For the sake of this discussion, we will only consider centrifugal pumps – but if you are doing rockets and not using hydrogen, that is a good assumption. The pump on a rocket is broken up into 3 main parts: the inducer, the impeller, and the volute. The inducer is a low pressure rise pump that limits cavitation in the impeller; it is only necessary for high specific speed pumps, which is most of rocketry. The impeller is the main pumping element and is effectively a paddle wheel that takes slow moving fluid from the core and ejects it at high speed from its sides. The volute takes the high speed fluid and slows it down, converting the high speed to high pressure. All told, they make up a rocket pump, but we will just go over the basic sizing of the impeller and not worry about fun things like velocity triangles today.

Once you have done all of the basic sizing that we talked about last week, you have the basic properties of the pump system but no sizes. If you want to do a detailed pump sizing, I would recommend NASA SP-125 and SP-8109 as it is a bit more complicated than a blog post. But, today, let’s get you the two biggest pieces of information you need: outlet diameter and outlet height. These are useful to determine the mass and manufacturability of the pump, as outlet height is usually the smallest geometry and diameter of the impeller and, thus, the volute determines most of the mass properties for a pump.

The process for exit diameter is iterative and consists of the following equations (everything in ft, GPM, ft/s, and RPM):

Head_Coefficient = gravity * Head_Rise / (Tip_Velocity)^2

Specific_Diameter = Tip_Diameter * Head_Rise^0.25 / Flowrate^0.5

Tip_Diameter = Tip_Velocity / (pi * RPM)

Then use the plot below.

So now iterate on that for a bit, and we have the outlet diameter.

To find the exit height the equation is:

Exit_Height (in) = Flow_Rate(GPM) / (3.12 * pi * exit_diameter(in) * exit_radial_velocity(ft/s) * contraction_factor)

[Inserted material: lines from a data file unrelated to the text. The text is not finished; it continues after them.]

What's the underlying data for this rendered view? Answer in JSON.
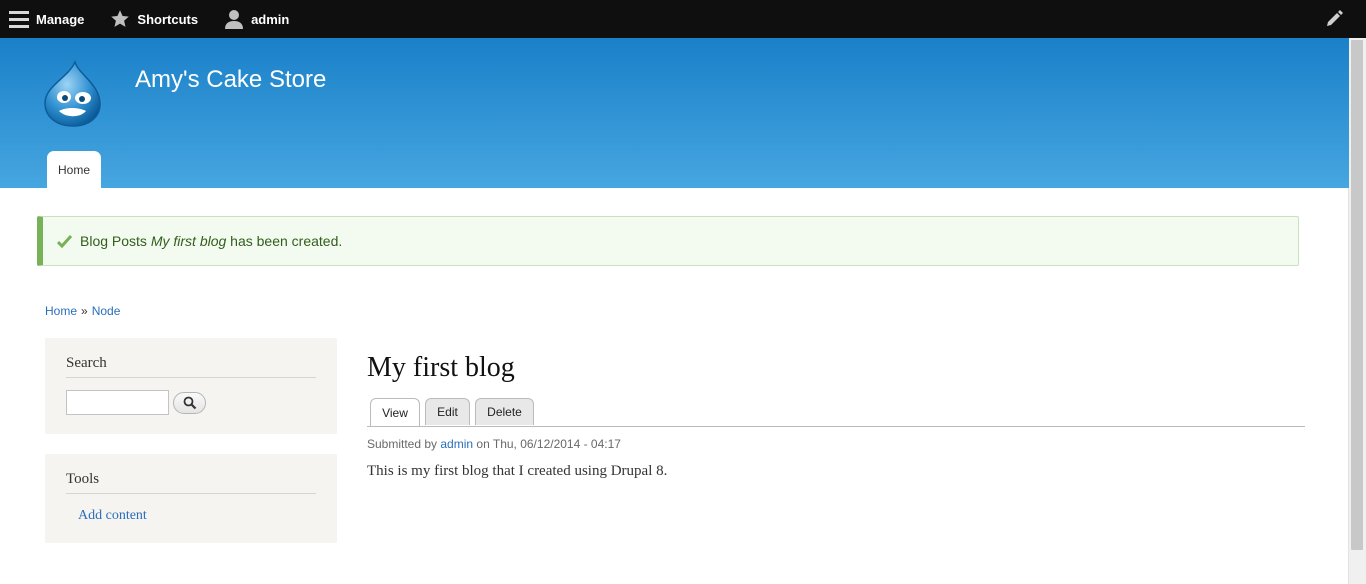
{
  "toolbar": {
    "manage_label": "Manage",
    "shortcuts_label": "Shortcuts",
    "user_label": "admin"
  },
  "header": {
    "site_name": "Amy's Cake Store",
    "nav_tab": "Home"
  },
  "message": {
    "prefix": "Blog Posts ",
    "title": "My first blog",
    "suffix": " has been created."
  },
  "breadcrumb": {
    "home": "Home",
    "separator": "»",
    "node": "Node"
  },
  "sidebar": {
    "search": {
      "title": "Search",
      "input_value": ""
    },
    "tools": {
      "title": "Tools",
      "add_content": "Add content"
    }
  },
  "main": {
    "title": "My first blog",
    "tabs": [
      {
        "label": "View"
      },
      {
        "label": "Edit"
      },
      {
        "label": "Delete"
      }
    ],
    "submitted": {
      "prefix": "Submitted by ",
      "author": "admin",
      "suffix": " on Thu, 06/12/2014 - 04:17"
    },
    "body": "This is my first blog that I created using Drupal 8."
  },
  "colors": {
    "toolbar_bg": "#0f0f0f",
    "header_top": "#1a80c8",
    "header_bottom": "#46a6e0",
    "link": "#2a6ebb",
    "status_green": "#77b259"
  }
}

where the contraction factor is usually estimated as 0.9 and the radial velocity can be estimated by:

exit_radial_velocity = flow coefficient * tip_velocity

Flow coefficient is usually between 0.01 and 0.15 and can be found on the plow below.

I hope this has all been useful in determining how to size a impeller; obviously the final design is more complicated with flow angles, but these basics should point you in the correct direction.